Find your gin style
Once upon a time, it was simple to make a gin and tonic. Today, there are so many new gins on the market, it can be difficult to know where to start. This is before you even get to the tonic water (…that’s a whole other post!).
Without trying all of them first, what is the best way to ask for a new gin you want to try? First, let’s look at the fundamentals, and more specifically, the four flavour groups, to help you find a gin that works for you.
What is gin?
Technically, gin is vodka flavoured with juniper. Fine gins are distilled with an average of six to ten botanicals, although some boast up to 50 different botanicals. How the gin producer balances the flavours of the botanicals gives each gin its distinct identity.
The range of botanicals in gin is a gift for cocktail makers who want to experiment with flavour. The combinations are endless. Traditional gins aim to balance the flavours – juniper and citrus, or floral and herbaceous – but smaller gin houses often emphasise one group of flavours for exciting results.
The 4 flavour groups
All gins must be distilled with juniper, but some are distinctly juniper heavy. Traditional styles, such as London Dry gins, Navy Strengths or Plymouth gins, emphasise the juniper.
Try this: Fifty Pounds Rare and Handcrafted London Gin – a classic London gin as seen through the eyes of Spanish producers (Spain is one of the biggest consumers of London gin). Redolent of the traditional London gin, but softer and elegant on the palate.

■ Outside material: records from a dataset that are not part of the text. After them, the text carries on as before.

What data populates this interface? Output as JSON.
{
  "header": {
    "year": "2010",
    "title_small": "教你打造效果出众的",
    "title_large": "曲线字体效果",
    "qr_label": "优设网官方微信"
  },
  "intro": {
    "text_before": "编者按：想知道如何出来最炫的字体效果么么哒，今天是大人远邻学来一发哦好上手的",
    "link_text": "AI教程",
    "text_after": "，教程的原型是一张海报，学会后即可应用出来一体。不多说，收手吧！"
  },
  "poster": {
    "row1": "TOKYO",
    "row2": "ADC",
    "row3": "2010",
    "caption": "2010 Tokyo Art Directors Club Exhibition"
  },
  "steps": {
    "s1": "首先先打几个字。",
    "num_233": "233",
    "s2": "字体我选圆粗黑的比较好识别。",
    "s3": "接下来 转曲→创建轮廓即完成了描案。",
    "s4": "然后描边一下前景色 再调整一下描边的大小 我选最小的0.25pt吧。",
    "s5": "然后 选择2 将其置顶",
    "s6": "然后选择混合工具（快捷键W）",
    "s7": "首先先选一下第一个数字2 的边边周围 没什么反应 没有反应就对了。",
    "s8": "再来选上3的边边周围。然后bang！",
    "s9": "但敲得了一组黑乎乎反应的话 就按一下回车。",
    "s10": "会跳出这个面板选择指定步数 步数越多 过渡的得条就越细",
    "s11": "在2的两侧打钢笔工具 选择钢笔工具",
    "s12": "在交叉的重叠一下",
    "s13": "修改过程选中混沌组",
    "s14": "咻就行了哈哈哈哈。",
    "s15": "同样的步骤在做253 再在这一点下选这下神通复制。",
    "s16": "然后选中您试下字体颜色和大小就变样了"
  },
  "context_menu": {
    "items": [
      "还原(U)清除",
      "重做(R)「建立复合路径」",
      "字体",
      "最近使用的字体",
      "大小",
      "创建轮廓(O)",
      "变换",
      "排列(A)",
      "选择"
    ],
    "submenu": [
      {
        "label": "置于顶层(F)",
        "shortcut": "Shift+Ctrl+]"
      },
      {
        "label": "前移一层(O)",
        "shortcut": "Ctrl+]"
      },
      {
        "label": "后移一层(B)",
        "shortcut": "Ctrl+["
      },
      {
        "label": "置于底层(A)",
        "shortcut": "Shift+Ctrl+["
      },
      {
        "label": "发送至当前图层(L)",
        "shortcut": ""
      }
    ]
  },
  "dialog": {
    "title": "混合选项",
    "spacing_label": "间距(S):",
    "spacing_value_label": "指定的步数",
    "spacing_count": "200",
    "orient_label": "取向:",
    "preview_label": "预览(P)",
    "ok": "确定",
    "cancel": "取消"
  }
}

Enter the “New Wave” styles. Here the emphasis is on floral botanicals. They are often softer and work well with woody characters such as cucumber or herbs, instead of the usual lemon slice.
Try this: Monkey 47 – a very balanced gin with floral notes of dog rose, elderflower, hibiscus, honeysuckle, and jasmine.

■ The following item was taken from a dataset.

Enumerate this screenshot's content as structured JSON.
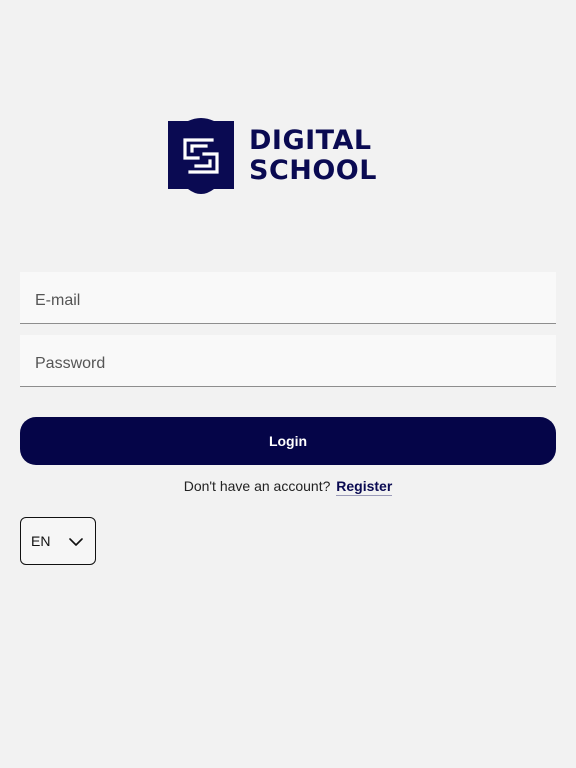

The traditional counter-balance for juniper is citrus. Juniper itself has a citrusy-lemon note to it, which is why a slice of lemon is a classic accompaniment. The traditional London Dry style has the classic Christmas tree flavours – pine needles, citrus and juniper.
Try this: Death Door Gin – classic citrus notes with spicy coriander and fennel characters
Whether the gin is more herbaceous or spicy adds another layer of complexity to the gin. Spicy gins can be slightly sweeter and fragrant, while herbaceous gins are more forceful in flavour. Any spice found along the spice route can be included in the distillation: anise, angelica root, liquorice, cinnamon, saffron, nutmeg, cassia bark are just some of the examples.
Try this: Sacred Gin from Highgate – the signature note is frankincense, and the inspiration for the Sacred Gin name.